The neighbor, whom Stephen had previously been friends with, claimed he had lost business due to the disheveled state of the Fosters’ front yard. Stephen didn’t believe in keeping up appearances like the other inhabitants of the tidy little street insisted on doing. If he didn’t want to keep the grass trimmed down to a perfect 1.5 inches, he wasn’t going to. If he wanted to leave the rusted over bits and pieces of last winter’s broken snow blower strewn haphazardly about the front yard, he was going to do that too. Will and Macy ran a little knickknack shop full of homemade birdhouses and painted glass wind chimes out of their living room. Business had declined significantly the year Stephen and Lillian moved in, which was partly due to the unappealing state of their front yard, but mostly due to the bad economy. Presentation, it’s all about the presentation, Will’s lawyer claimed in court. Stephen got so heated he stood up in the middle of the lawyer’s argument, his chair echoing sharply as it crashed to the ground. The judge didn’t even have to say anything before a policeman stepped out quietly as if from the shadows and restrained her husband like no one had ever dared do before. Lillian could have laughed in that moment, as she saw the giant of a man she had married actually held back by somebody else, dominated by another bigger, stronger person, but she didn’t dare.

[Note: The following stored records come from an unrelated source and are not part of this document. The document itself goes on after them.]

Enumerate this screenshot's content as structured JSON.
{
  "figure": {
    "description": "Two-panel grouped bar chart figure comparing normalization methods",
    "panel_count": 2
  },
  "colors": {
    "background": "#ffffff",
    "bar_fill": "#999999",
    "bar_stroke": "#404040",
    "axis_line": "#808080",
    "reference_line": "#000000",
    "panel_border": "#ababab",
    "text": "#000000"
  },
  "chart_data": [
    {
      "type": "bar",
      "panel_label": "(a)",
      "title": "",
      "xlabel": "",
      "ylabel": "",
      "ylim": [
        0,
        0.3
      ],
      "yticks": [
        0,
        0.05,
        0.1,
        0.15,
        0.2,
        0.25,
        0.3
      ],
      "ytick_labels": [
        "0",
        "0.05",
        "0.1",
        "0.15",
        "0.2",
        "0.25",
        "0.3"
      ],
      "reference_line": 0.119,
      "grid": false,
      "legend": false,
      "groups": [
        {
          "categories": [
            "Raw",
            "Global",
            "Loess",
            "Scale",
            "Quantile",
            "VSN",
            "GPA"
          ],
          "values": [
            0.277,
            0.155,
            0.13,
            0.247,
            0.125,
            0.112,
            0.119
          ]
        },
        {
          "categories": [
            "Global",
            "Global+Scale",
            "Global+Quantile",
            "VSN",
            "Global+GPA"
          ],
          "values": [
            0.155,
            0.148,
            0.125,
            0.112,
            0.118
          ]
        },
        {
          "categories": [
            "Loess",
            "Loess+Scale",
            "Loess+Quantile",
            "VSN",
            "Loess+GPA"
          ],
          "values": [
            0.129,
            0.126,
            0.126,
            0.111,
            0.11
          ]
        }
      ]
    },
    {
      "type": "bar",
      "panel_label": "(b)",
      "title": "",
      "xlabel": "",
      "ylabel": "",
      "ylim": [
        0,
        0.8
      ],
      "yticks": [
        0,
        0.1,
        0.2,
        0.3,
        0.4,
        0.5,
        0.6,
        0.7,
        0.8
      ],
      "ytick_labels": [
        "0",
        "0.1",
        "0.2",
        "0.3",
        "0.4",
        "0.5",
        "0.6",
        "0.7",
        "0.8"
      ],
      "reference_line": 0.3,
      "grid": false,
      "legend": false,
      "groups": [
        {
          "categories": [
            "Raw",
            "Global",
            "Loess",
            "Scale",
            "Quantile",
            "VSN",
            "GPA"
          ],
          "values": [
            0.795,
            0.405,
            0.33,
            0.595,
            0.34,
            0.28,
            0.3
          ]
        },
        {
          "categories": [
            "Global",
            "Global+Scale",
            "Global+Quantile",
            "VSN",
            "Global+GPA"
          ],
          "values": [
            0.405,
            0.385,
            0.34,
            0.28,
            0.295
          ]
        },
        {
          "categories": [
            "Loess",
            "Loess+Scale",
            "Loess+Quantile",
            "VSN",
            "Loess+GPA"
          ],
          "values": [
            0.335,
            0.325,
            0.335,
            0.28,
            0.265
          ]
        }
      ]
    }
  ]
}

They released him from custody when he calmed down and apologized and Lillian had to bite her lip as he trudged out of his jail cell and the policeman gave him the manila envelope full of his things. The case was wrapped up the next day with Stephen getting charged, though less harshly than Will had hoped, and the neighborly friendship they had developed dissipating. After that Lillian and Macy couldn’t talk to each other anymore, no more friendly gossip shared over the fence or recipe swapping or desperate phone calls if one was in a bind and needed the other to babysit. Once, Macy snuck over for a cup of coffee but then the sound of a car in the driveway sent them into a panic. It turned out to be just someone who had gotten lost using the drive for a turnaround but after that, Macy didn’t come back.

If Lillian had a nickel for all the times Stephen had ever made her give something up or throw something away she would’ve been a rich woman. But she forgave him for all those times, though he never asked. And the day that he died, the day that his heart finally couldn’t take him anymore, Lillian knew she should be sad.

Three days after her husband’s funeral the librarian came back to school. The other teachers said it was too quick, they said she needed longer to mourn, but she felt fine. She came back to work and she let her books consume her. They have been her comfort all her life and they continue to comfort her now. And she loves what she does. Sometimes her coworkers are rude to her, pushy and impatient New math teachers, new young English teachers, men who spike their hair and wear designer frames and sweater vests and have ideas about how to change America; women who straighten their hair with flat irons and wear high heeled boots and subtle perfume and believe that armed with a smile and an edge, the whole world will be theirs to conquer. Her students are rude to her, a new generation raised to be self-centered and disrespectful in their own right. A generation raised to question why they should wait, why they should listen to the admonishing or adhere to the rules. The librarian doesn’t hold much store in any of that. She believes she does more work in that library in a single week than any one of them has done in a year. Nobody else is willing to take on the burden of all she does. Much the same as these books she adores, she is stagnant. Nobody wants to read her. She could die here, right at her desk and she wouldn’t mind. Nobody would mind.